How to Watch INLAND EMPIRE may be, as Roger Ebert once opined of Dune, to let it wash over you like a dream. This is, in this case: don't fight it. It is the same advice Lynch gave critic Martha Nochimson when they looked at a Pollack together: you do understand it, he told her, I saw your eyes moving across the painting. To engage that dream any more analytically will find one scrambling for purchase, just as in a dream or maybe as when trying to explain one. Some things that happen, you're at a loss to articulate, some are intuitively understood. Anyhow we're squarely (well, asymmetrically) on the shoulders of Laura Dern as actress Susan Blue, who is warned off making the film On High in Blue Tomorrows, and then walking alongside Susan playing Nikki Grace, who is perhaps her own person or several people. An issue that frequently arises when discussing Lynch's film is that the filmmaker finds increasingly sophisticated ways to preserve what he loves about Mysteries, and that love is not in the solving but of luxuriating in Mystery itself. As Sandy asks Jeffrey in Blue Velvet, "you like mysteries that much?" And Jeffrey answers: yes. So analytical language will be wrongheaded at worst, coy-sounding at best. It is not that Lynch films can't be written about, but the task is like tracing letters in smoke or drawing diagrams on wet paper with a fountain pen filled with perfume. And yet, here we are.

This free-associative ebb and flow creative process births a work about a film struggling to be born — or perhaps resisting its creation — and documents the challenge put forth to Laura Dern. Never positive during shooting where her character had been, or where she was going, Dern is ultimately playing an actress grappling with a role.
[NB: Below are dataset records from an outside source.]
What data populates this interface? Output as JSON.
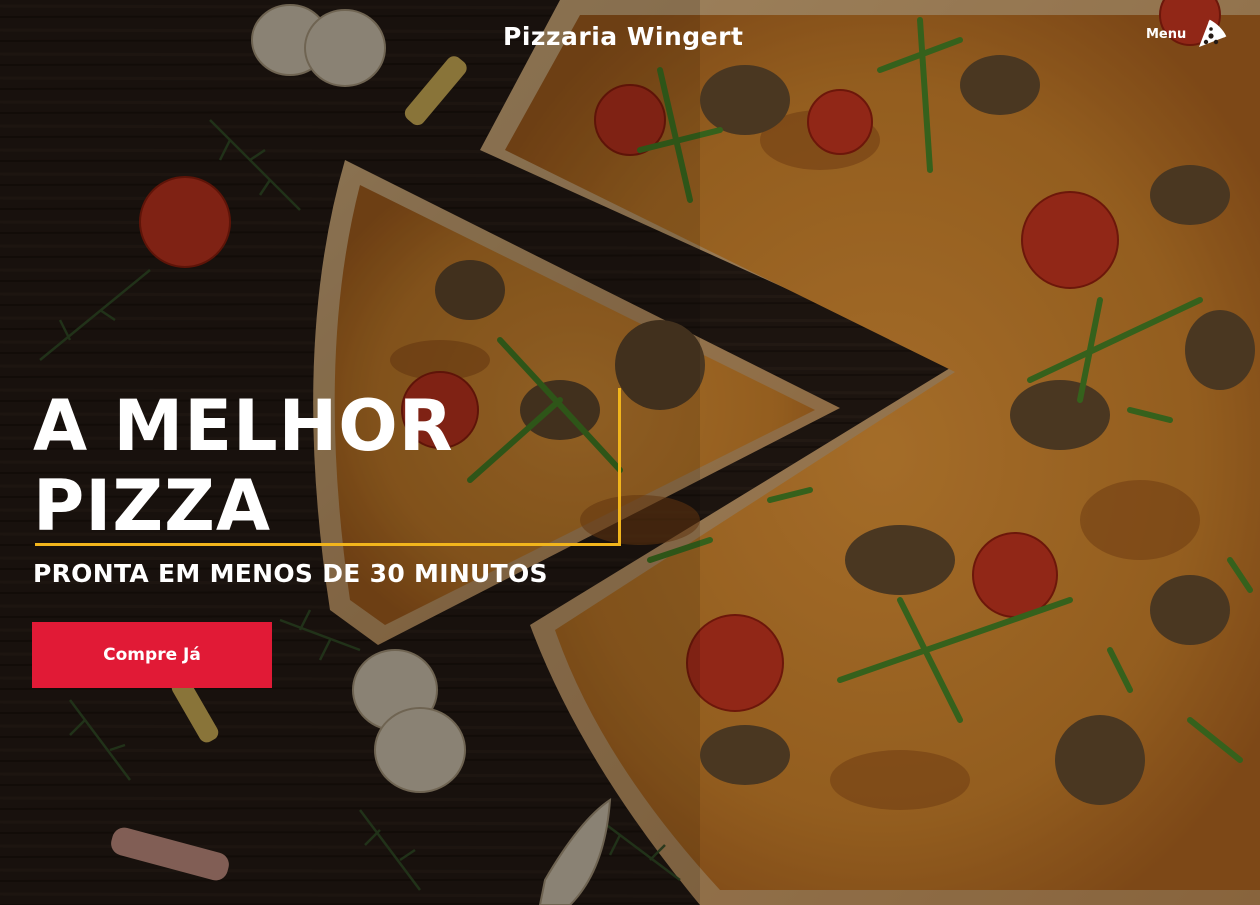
{
  "header": {
    "brand": "Pizzaria Wingert",
    "menu_label": "Menu",
    "menu_icon": "pizza-slice-icon"
  },
  "hero": {
    "headline_line1": "A MELHOR",
    "headline_line2": "PIZZA",
    "subtitle": "PRONTA EM MENOS DE 30 MINUTOS",
    "cta_label": "Compre Já",
    "background": "pizza-photo"
  },
  "colors": {
    "accent": "#f2b51c",
    "cta": "#e11a36",
    "text": "#ffffff"
  }
}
This is a film of linking and connection, disparate geographies, identities, chronologies that peer at one another through torn membranes, down dark hallways, through burn holes in fabric, ruptures in spacetime. Passageways are important in Lynch's work, and all of the films contain a signature movement/image in which the camera descends/dives/probes/is-sucked-into a mysterious black hole: moving deeper into Another Place. In Lost Highway, Fred Madison wanders into a dark corner of his windowless home and emerges somewhere in his own echo chamber head. Blue Velvet famously tilts down from the sky, dives underground, enters a severed ear, reemerges from a reconnected ear and gazes back to the heavens. INLAND EMPIRE is a series of tunnels sliding into one another, connecting back on themselves.
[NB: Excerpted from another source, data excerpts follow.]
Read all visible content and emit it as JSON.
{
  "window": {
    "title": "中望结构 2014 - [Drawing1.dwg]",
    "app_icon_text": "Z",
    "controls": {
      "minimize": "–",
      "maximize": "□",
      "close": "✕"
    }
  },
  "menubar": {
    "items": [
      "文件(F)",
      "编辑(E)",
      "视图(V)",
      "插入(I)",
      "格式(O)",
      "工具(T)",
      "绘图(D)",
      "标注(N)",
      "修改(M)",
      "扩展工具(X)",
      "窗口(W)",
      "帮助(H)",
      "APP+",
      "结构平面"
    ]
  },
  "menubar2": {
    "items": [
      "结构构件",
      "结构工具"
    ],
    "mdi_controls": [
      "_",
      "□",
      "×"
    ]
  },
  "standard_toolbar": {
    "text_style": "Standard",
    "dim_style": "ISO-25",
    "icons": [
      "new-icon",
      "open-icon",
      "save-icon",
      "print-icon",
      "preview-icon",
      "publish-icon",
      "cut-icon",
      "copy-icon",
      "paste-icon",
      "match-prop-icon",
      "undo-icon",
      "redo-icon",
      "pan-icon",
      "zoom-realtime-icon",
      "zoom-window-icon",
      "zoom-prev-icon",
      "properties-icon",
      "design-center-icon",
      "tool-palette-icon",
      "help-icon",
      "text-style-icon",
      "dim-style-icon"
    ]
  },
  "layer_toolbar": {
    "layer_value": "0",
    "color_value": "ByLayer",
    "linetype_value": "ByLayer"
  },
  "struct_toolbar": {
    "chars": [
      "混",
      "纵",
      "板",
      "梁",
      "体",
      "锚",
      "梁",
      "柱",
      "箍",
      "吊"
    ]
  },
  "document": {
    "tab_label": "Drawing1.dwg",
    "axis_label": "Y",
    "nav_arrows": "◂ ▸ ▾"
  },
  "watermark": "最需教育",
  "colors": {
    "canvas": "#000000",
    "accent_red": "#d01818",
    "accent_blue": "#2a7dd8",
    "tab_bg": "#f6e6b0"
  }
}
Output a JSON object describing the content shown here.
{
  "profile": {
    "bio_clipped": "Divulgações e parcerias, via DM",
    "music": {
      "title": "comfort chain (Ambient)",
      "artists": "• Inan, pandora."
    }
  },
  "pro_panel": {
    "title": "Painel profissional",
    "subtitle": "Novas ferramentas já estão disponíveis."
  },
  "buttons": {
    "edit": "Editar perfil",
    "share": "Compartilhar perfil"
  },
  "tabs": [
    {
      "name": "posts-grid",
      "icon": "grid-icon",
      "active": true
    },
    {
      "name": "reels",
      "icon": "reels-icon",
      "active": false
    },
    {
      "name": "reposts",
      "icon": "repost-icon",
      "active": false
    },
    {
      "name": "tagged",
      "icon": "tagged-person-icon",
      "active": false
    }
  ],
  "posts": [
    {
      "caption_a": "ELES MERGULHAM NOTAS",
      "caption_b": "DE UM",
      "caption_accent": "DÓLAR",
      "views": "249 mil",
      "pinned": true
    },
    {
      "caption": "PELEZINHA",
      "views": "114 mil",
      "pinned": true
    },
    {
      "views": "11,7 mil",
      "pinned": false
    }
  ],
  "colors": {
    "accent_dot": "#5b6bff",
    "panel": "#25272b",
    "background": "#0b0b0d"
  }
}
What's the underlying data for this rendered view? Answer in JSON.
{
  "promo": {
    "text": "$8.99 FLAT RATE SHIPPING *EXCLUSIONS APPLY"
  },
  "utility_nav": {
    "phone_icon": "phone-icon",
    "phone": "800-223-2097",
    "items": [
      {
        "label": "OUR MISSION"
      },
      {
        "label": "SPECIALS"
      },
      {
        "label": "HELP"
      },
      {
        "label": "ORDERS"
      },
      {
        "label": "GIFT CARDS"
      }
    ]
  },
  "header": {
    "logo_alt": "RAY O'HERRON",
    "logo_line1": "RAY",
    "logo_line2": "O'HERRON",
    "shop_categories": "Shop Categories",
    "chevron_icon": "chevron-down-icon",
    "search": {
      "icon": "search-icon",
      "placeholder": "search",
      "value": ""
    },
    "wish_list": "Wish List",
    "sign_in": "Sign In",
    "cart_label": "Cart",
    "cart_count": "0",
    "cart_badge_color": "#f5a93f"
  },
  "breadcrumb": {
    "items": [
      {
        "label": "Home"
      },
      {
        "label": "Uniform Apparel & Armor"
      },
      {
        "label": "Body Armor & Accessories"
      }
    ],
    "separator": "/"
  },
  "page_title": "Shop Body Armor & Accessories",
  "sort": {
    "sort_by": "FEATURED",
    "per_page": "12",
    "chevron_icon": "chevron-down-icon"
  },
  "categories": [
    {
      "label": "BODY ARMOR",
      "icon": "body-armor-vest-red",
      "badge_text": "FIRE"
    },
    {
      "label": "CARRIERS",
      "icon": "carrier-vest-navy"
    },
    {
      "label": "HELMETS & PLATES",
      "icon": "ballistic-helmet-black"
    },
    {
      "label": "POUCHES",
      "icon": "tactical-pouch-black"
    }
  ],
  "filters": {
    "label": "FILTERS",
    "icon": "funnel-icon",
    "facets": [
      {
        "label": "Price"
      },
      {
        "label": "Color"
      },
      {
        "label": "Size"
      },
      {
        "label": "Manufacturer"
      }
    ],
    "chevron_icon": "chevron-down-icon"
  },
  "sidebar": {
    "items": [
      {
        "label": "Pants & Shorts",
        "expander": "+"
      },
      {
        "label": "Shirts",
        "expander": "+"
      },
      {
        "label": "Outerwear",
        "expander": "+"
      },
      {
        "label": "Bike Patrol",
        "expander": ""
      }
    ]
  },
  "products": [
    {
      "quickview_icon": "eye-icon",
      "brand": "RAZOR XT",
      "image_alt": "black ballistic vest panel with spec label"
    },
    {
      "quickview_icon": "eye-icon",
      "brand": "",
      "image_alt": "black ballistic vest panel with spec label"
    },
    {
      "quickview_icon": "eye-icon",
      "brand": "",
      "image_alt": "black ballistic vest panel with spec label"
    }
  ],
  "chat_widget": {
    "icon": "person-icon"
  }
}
Susan Blue's task is to fully understand Nikki Grace, and to do so she ventures all the way inside and inside out — for Susan to understand and become Nikki, she'll have to plumb the mystery of herself. Along the journey she finds and embodies a replicating chain of Lost Women, ventures all the way to the heart of the universe to find the most lost of souls, and in the end perhaps she does not fix everyone, but finds them. Susan gathers the lost to her and they rejoice.
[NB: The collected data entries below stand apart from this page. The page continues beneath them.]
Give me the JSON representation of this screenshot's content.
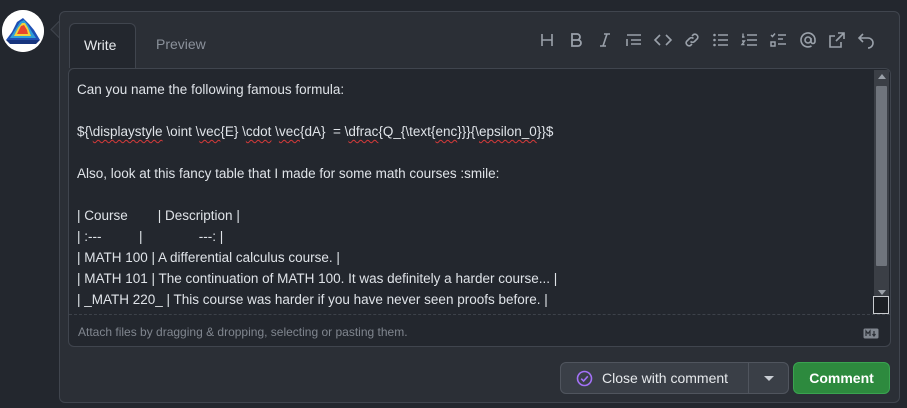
{
  "tabs": [
    {
      "label": "Write"
    },
    {
      "label": "Preview"
    }
  ],
  "toolbar": {
    "icons": [
      "heading-icon",
      "bold-icon",
      "italic-icon",
      "quote-icon",
      "code-icon",
      "link-icon",
      "bulleted-list-icon",
      "numbered-list-icon",
      "task-list-icon",
      "mention-icon",
      "reference-icon",
      "undo-icon"
    ]
  },
  "editor": {
    "lines": [
      "Can you name the following famous formula:",
      "",
      "${\\displaystyle \\oint \\vec{E} \\cdot \\vec{dA}  = \\dfrac{Q_{\\text{enc}}}{\\epsilon_0}}$",
      "",
      "Also, look at this fancy table that I made for some math courses :smile:",
      "",
      "| Course        | Description |",
      "| :---          |               ---: |",
      "| MATH 100 | A differential calculus course. |",
      "| MATH 101 | The continuation of MATH 100. It was definitely a harder course... |",
      "| _MATH 220_ | This course was harder if you have never seen proofs before. |"
    ],
    "attach_hint": "Attach files by dragging & dropping, selecting or pasting them."
  },
  "actions": {
    "close_label": "Close with comment",
    "comment_label": "Comment"
  },
  "colors": {
    "background": "#23272e",
    "panel": "#2b2f36",
    "comment_green": "#2d8a3e",
    "close_icon": "#a371f7"
  }
}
And these are the keys to INLAND EMPIRE, but there are so, so many keyholes to be tested. Like Mulholland Dr. on back to Eraserhead, INLAND EMPIRE begs to be played with, have its pieces shifted, riddles catalogued and links tested. The puzzle-solver is not on a fool's errand, but is engaging INLAND EMPIRE as designed: playing an infinite game.
 

AXX°N N.

Waiting Room
Apr 14, 2022
283
648
I always took it as her reaching some kind of inner core to the layers of the curse. She goes from the most exterior, latest reworking of the central tale, and ultimately ends up in a concrete place that is actually the most interior, earliest, originating iteration. When she opens the door she frees those who have been trapped (and reflected outward) into the whole cursed gordian knot, and everything collapses (unifies). As for why the original tale would involve anthropomorphized rabbits, it's always given me a rudimentary, folklore feeling, and it just seems right that those at the innermost level are more ill-defined, and a sort of platonic ideal of narrative manifestations. Something something Greek fable.